Robust Gaussian Covariance Estimation in Nearly-Matrix Multiplication Time

Authors: Jerry Li, Guanghao Ye

NeurIPS 2020 | Conference PDF | Archive PDF | Plain Text | LLM Run Details

Reproducibility Variable Result LLM Response
Research Type Theoretical In this paper, we demonstrate a novel algorithm which achieves the same statistical guarantees, but which runs in time e O(T(N, d) log κ).
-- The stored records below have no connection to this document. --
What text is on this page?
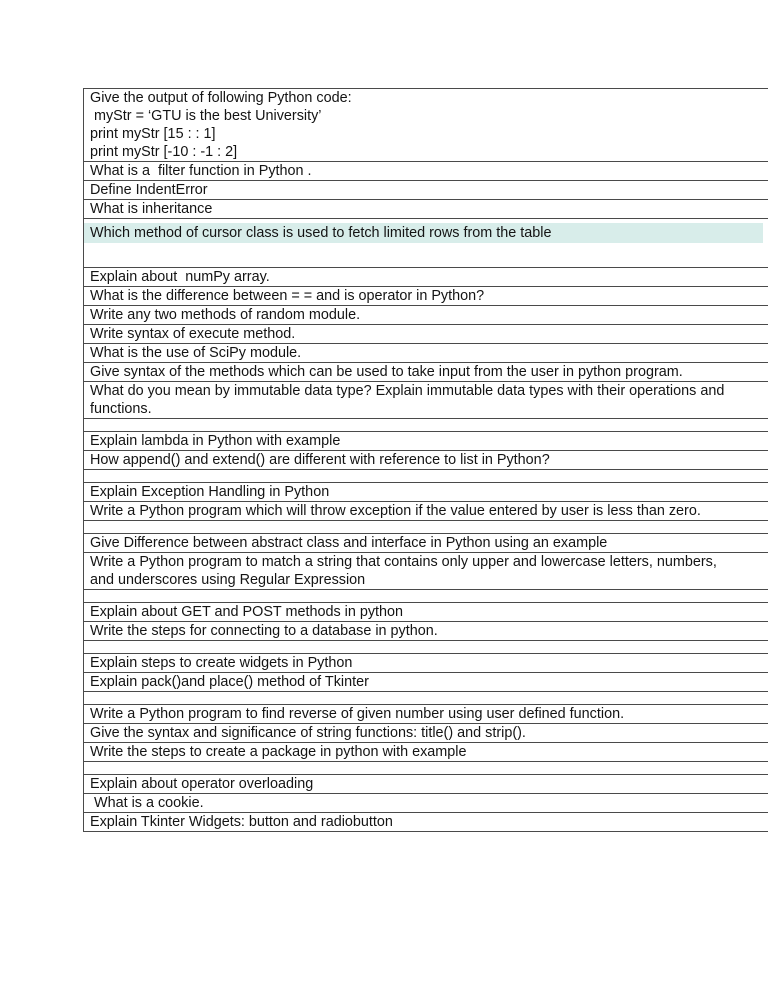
Give the output of following Python code:
myStr = ‘GTU is the best University’
print myStr [15 : : 1]
print myStr [-10 : -1 : 2]
What is a  filter function in Python .
Define IndentError
What is inheritance
Which method of cursor class is used to fetch limited rows from the table
Explain about  numPy array.
What is the difference between = = and is operator in Python?
Write any two methods of random module.
Write syntax of execute method.
What is the use of SciPy module.
Give syntax of the methods which can be used to take input from the user in python program.
What do you mean by immutable data type? Explain immutable data types with their operations and
functions.
Explain lambda in Python with example
How append() and extend() are different with reference to list in Python?
Explain Exception Handling in Python
Write a Python program which will throw exception if the value entered by user is less than zero.
Give Difference between abstract class and interface in Python using an example
Write a Python program to match a string that contains only upper and lowercase letters, numbers,
and underscores using Regular Expression
Explain about GET and POST methods in python
Write the steps for connecting to a database in python.
Explain steps to create widgets in Python
Explain pack()and place() method of Tkinter
Write a Python program to find reverse of given number using user defined function.
Give the syntax and significance of string functions: title() and strip().
Write the steps to create a package in python with example
Explain about operator overloading
What is a cookie.
Explain Tkinter Widgets: button and radiobutton
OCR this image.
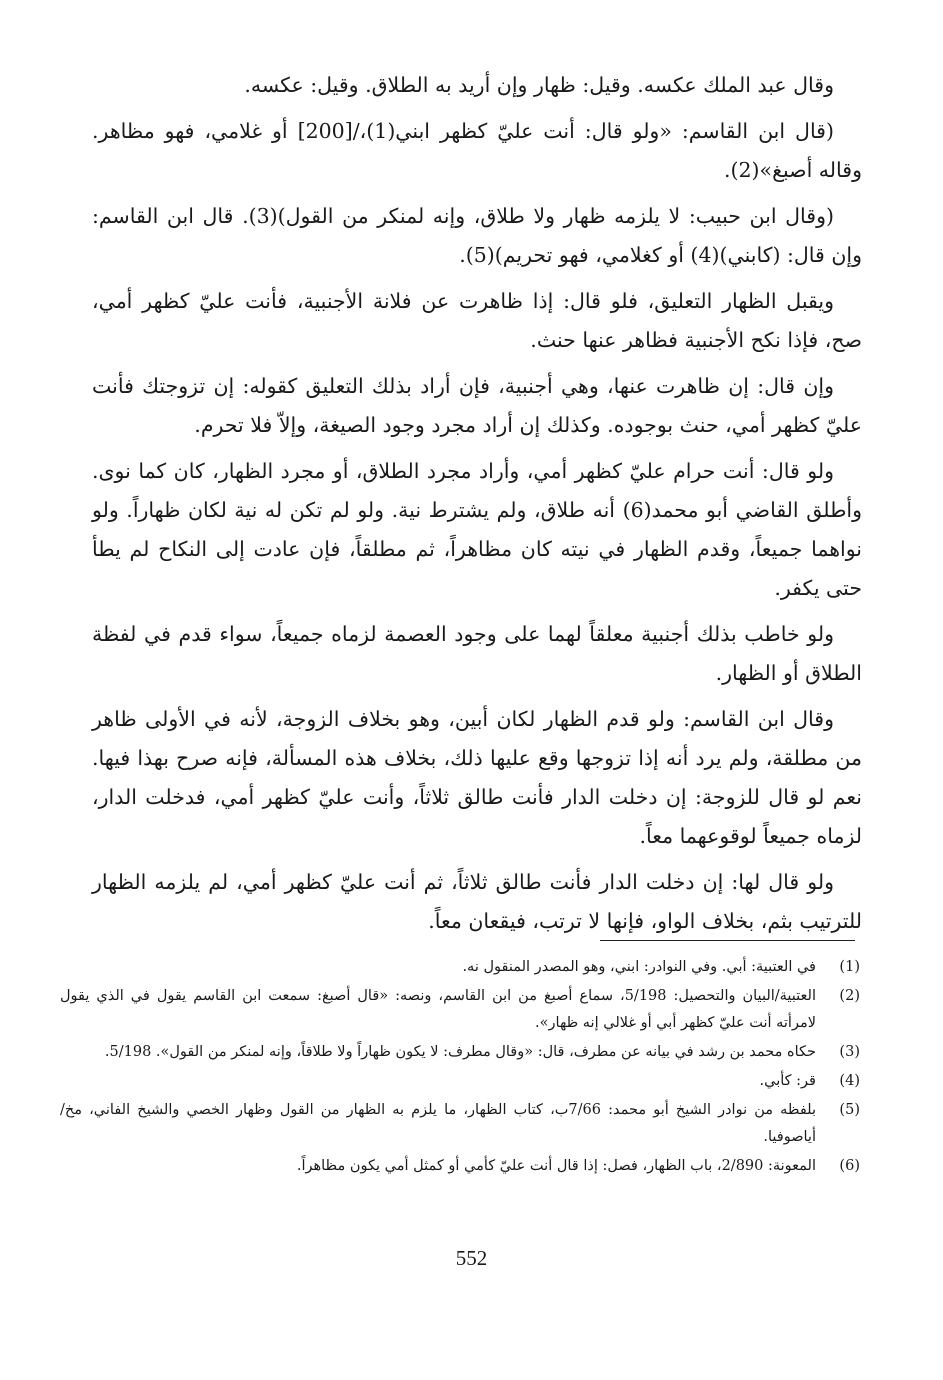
وقال عبد الملك عكسه. وقيل: ظهار وإن أريد به الطلاق. وقيل: عكسه.

(قال ابن القاسم: «ولو قال: أنت عليّ كظهر ابني(1)،/[200] أو غلامي، فهو مظاهر. وقاله أصبغ»(2).

(وقال ابن حبيب: لا يلزمه ظهار ولا طلاق، وإنه لمنكر من القول)(3). قال ابن القاسم: وإن قال: (كابني)(4) أو كغلامي، فهو تحريم)(5).

ويقبل الظهار التعليق، فلو قال: إذا ظاهرت عن فلانة الأجنبية، فأنت عليّ كظهر أمي، صح، فإذا نكح الأجنبية فظاهر عنها حنث.

وإن قال: إن ظاهرت عنها، وهي أجنبية، فإن أراد بذلك التعليق كقوله: إن تزوجتك فأنت عليّ كظهر أمي، حنث بوجوده. وكذلك إن أراد مجرد وجود الصيغة، وإلاّ فلا تحرم.

ولو قال: أنت حرام عليّ كظهر أمي، وأراد مجرد الطلاق، أو مجرد الظهار، كان كما نوى. وأطلق القاضي أبو محمد(6) أنه طلاق، ولم يشترط نية. ولو لم تكن له نية لكان ظهاراً. ولو نواهما جميعاً، وقدم الظهار في نيته كان مظاهراً، ثم مطلقاً، فإن عادت إلى النكاح لم يطأ حتى يكفر.

ولو خاطب بذلك أجنبية معلقاً لهما على وجود العصمة لزماه جميعاً، سواء قدم في لفظة الطلاق أو الظهار.

وقال ابن القاسم: ولو قدم الظهار لكان أبين، وهو بخلاف الزوجة، لأنه في الأولى ظاهر من مطلقة، ولم يرد أنه إذا تزوجها وقع عليها ذلك، بخلاف هذه المسألة، فإنه صرح بهذا فيها. نعم لو قال للزوجة: إن دخلت الدار فأنت طالق ثلاثاً، وأنت عليّ كظهر أمي، فدخلت الدار، لزماه جميعاً لوقوعهما معاً.

ولو قال لها: إن دخلت الدار فأنت طالق ثلاثاً، ثم أنت عليّ كظهر أمي، لم يلزمه الظهار للترتيب بثم، بخلاف الواو، فإنها لا ترتب، فيقعان معاً.

(1)
في العتبية: أبي. وفي النوادر: ابني، وهو المصدر المنقول نه.
(2)
العتبية/البيان والتحصيل: 5/198، سماع أصبغ من ابن القاسم، ونصه: «قال أصبغ: سمعت ابن القاسم يقول في الذي يقول لامرأته أنت عليّ كظهر أبي أو غلالي إنه ظهار».
(3)
حكاه محمد بن رشد في بيانه عن مطرف، قال: «وقال مطرف: لا يكون ظهاراً ولا طلاقاً، وإنه لمنكر من القول». 5/198.
(4)
قر: كأبي.
(5)
بلفظه من نوادر الشيخ أبو محمد: 7/66ب، كتاب الظهار، ما يلزم به الظهار من القول وظهار الخصي والشيخ الفاني، مخ/أياصوفيا.
(6)
المعونة: 2/890، باب الظهار، فصل: إذا قال أنت عليّ كأمي أو كمثل أمي يكون مظاهراً.
552
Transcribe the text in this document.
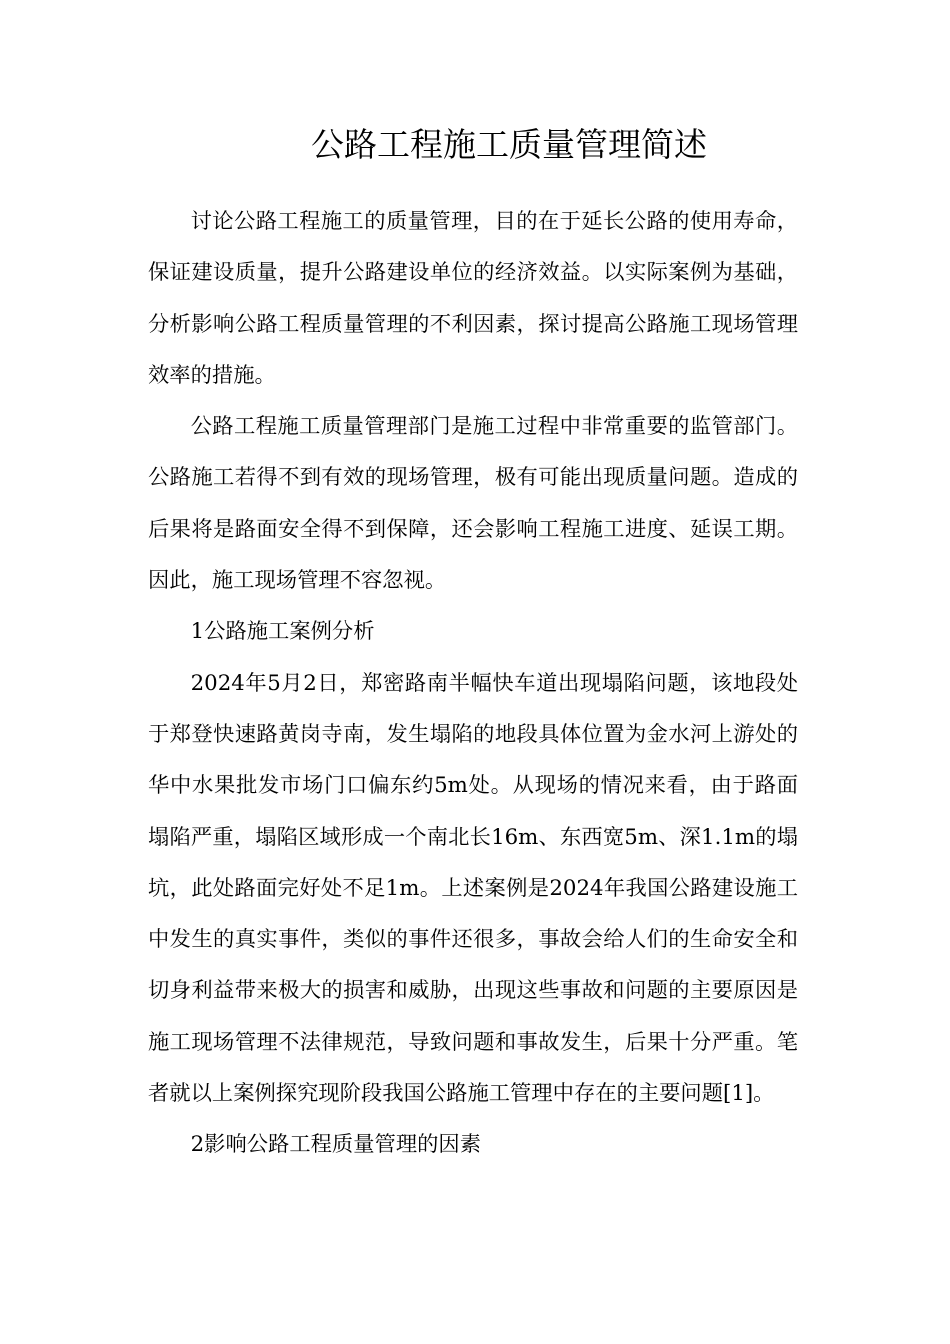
公路工程施工质量管理简述

讨论公路工程施工的质量管理，目的在于延长公路的使用寿命，保证建设质量，提升公路建设单位的经济效益。以实际案例为基础，分析影响公路工程质量管理的不利因素，探讨提高公路施工现场管理效率的措施。

公路工程施工质量管理部门是施工过程中非常重要的监管部门。公路施工若得不到有效的现场管理，极有可能出现质量问题。造成的后果将是路面安全得不到保障，还会影响工程施工进度、延误工期。因此，施工现场管理不容忽视。

1公路施工案例分析

2024年5月2日，郑密路南半幅快车道出现塌陷问题，该地段处于郑登快速路黄岗寺南，发生塌陷的地段具体位置为金水河上游处的华中水果批发市场门口偏东约5m处。从现场的情况来看，由于路面塌陷严重，塌陷区域形成一个南北长16m、东西宽5m、深1.1m的塌坑，此处路面完好处不足1m。上述案例是2024年我国公路建设施工中发生的真实事件，类似的事件还很多，事故会给人们的生命安全和切身利益带来极大的损害和威胁，出现这些事故和问题的主要原因是施工现场管理不法律规范，导致问题和事故发生，后果十分严重。笔者就以上案例探究现阶段我国公路施工管理中存在的主要问题[1]。

2影响公路工程质量管理的因素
In particular our runtime has no dependence on ε. When Σ is reasonably conditioned, our runtime matches that of the fastest algorithm for covariance estimation without outliers, up to poly-logarithmic factors, showing that we can get robustness essentially for free.
Researcher Affiliation Collaboration Jerry Li Microsoft Research jerrl@microsoft.com Guanghao Ye University of Washington ghye@uw.edu
Pseudocode Yes Algorithm 1 Robust Covariance Estimation
Open Source Code No The paper does not contain any explicit statements or links indicating that the source code for the described methodology is publicly available.
Open Datasets No The paper uses a generative model for data, stating "we are given samples X1, . . . , XN drawn from a Gaussian N(0, Σ), but an ε-fraction of these points have been arbitrarily corrupted." This describes synthetic data generation for theoretical analysis, not a publicly available dataset with concrete access information.
Dataset Splits No The paper analyzes algorithms based on statistical guarantees and theoretical proofs rather than empirical evaluation with specific training, validation, or test dataset splits.
Hardware Specification No The paper discusses algorithmic runtime complexity abstractly (e.g., 'T(N, d) is the time it takes to multiply a d N matrix by its transpose') but does not provide any specific details about hardware used for running any computations or experiments.
Software Dependencies No The paper mentions using 'black-box nearly-linear time SDP solvers [AZLO15, AZLO16]' but does not provide specific version numbers for these or any other software dependencies required to replicate the work.
Experiment Setup No The paper is theoretical and describes algorithms and proofs without detailing an experimental setup, hyperparameters, or training configurations.